Giulio Tononi proposed a set of axioms: experience exists, it is structured, specific, integrated, and exclusive. From these, he constructed a formal quantity, Φ (phi), which measures how much information a system carries as a whole, over and above the sum of its parts. A system with high Φ is said to have a rich, integrated state.

In this book, we do not take the slogan «consciousness is Φ» literally — it is a tempting slogan but an overcommitment. Instead, we treat Φ as a candidate for a computational mass index: a way to ask how much structured, integrated «stuff» a system can carry in principle.

Student: And how does that relate to FEP?

Teacher: FEP tells us how systems maintain themselves over time by updating models and reducing surprise. IIT tells us something about how densely structured their internal states can be. They point to different, but potentially complementary aspects of conscious systems.

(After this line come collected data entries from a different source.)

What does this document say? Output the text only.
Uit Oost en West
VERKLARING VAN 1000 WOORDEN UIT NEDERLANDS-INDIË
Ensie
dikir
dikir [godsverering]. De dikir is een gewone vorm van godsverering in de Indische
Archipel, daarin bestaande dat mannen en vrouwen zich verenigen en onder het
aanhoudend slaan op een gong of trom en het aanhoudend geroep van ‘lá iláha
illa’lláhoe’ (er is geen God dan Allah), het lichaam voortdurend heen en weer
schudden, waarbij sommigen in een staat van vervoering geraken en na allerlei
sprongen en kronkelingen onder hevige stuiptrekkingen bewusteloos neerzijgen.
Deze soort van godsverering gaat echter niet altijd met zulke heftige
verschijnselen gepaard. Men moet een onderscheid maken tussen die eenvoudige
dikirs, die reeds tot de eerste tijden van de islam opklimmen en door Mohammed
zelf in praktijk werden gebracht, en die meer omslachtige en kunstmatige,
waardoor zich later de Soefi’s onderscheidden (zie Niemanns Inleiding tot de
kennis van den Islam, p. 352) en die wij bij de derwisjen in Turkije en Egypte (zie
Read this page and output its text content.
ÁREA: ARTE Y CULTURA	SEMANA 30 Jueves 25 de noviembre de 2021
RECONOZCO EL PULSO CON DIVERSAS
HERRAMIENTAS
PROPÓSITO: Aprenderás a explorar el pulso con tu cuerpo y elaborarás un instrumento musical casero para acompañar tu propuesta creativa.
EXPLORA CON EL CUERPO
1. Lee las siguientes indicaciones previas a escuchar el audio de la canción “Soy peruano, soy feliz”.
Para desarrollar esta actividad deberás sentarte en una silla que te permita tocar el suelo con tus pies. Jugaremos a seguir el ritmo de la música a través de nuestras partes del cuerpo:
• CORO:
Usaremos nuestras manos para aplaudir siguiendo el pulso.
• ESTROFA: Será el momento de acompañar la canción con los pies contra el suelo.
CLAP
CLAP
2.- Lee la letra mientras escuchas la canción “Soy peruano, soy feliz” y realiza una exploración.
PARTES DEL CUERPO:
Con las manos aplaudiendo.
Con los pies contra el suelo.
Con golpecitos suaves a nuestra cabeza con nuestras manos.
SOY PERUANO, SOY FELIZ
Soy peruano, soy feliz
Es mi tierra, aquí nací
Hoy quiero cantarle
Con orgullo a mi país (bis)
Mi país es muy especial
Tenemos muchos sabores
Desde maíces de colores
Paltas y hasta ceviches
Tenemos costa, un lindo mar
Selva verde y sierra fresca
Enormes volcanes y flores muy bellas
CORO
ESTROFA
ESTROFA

You could say, playfully, that FEP describes how a system moves through its state space, while IIT hints at how «heavy» or «thick» any given state is — how much is packed inside the moment. One tracks the journey; the other tracks the density of the traveller.

The deeper theory — if it ever arrives — might unify these. For now, we use both as tools. Neither breaks if you drop the other.

Dialogue 10. A Brief Truce

Student: So, we have gamma synchrony, thalamocortical loops, functional systems, significance detectors, predictive coding, and integrated information. That is a lot of moving parts.

Teacher: It is — and if your head is slightly overloaded right now, that is a sign the material has actually been landing. But notice a pattern before we move on.

— Neural correlates (NCC) tell us where and when conscious contents appear in the brain.

— Functional systems and predictive coding tell us how the brain anticipates and corrects its own states.

— Significance detectors and global workspaces tell us which contents make it into the spotlight.

— IIT and related measures hint at how structured and unified those states can be.

We do not need to collapse this into one slogan — and we should probably be suspicious of anyone who tries. For our purposes, it is enough to treat these as parts of a single conceptual toolbox, each with its own job.

In the next chapter, we will leave the brain for a moment and look at consciousness from another angle: as activity — as something that is produced in doing, in social interaction, and in meaning. This is where the Soviet tradition and modern enactive approaches have a lot to say.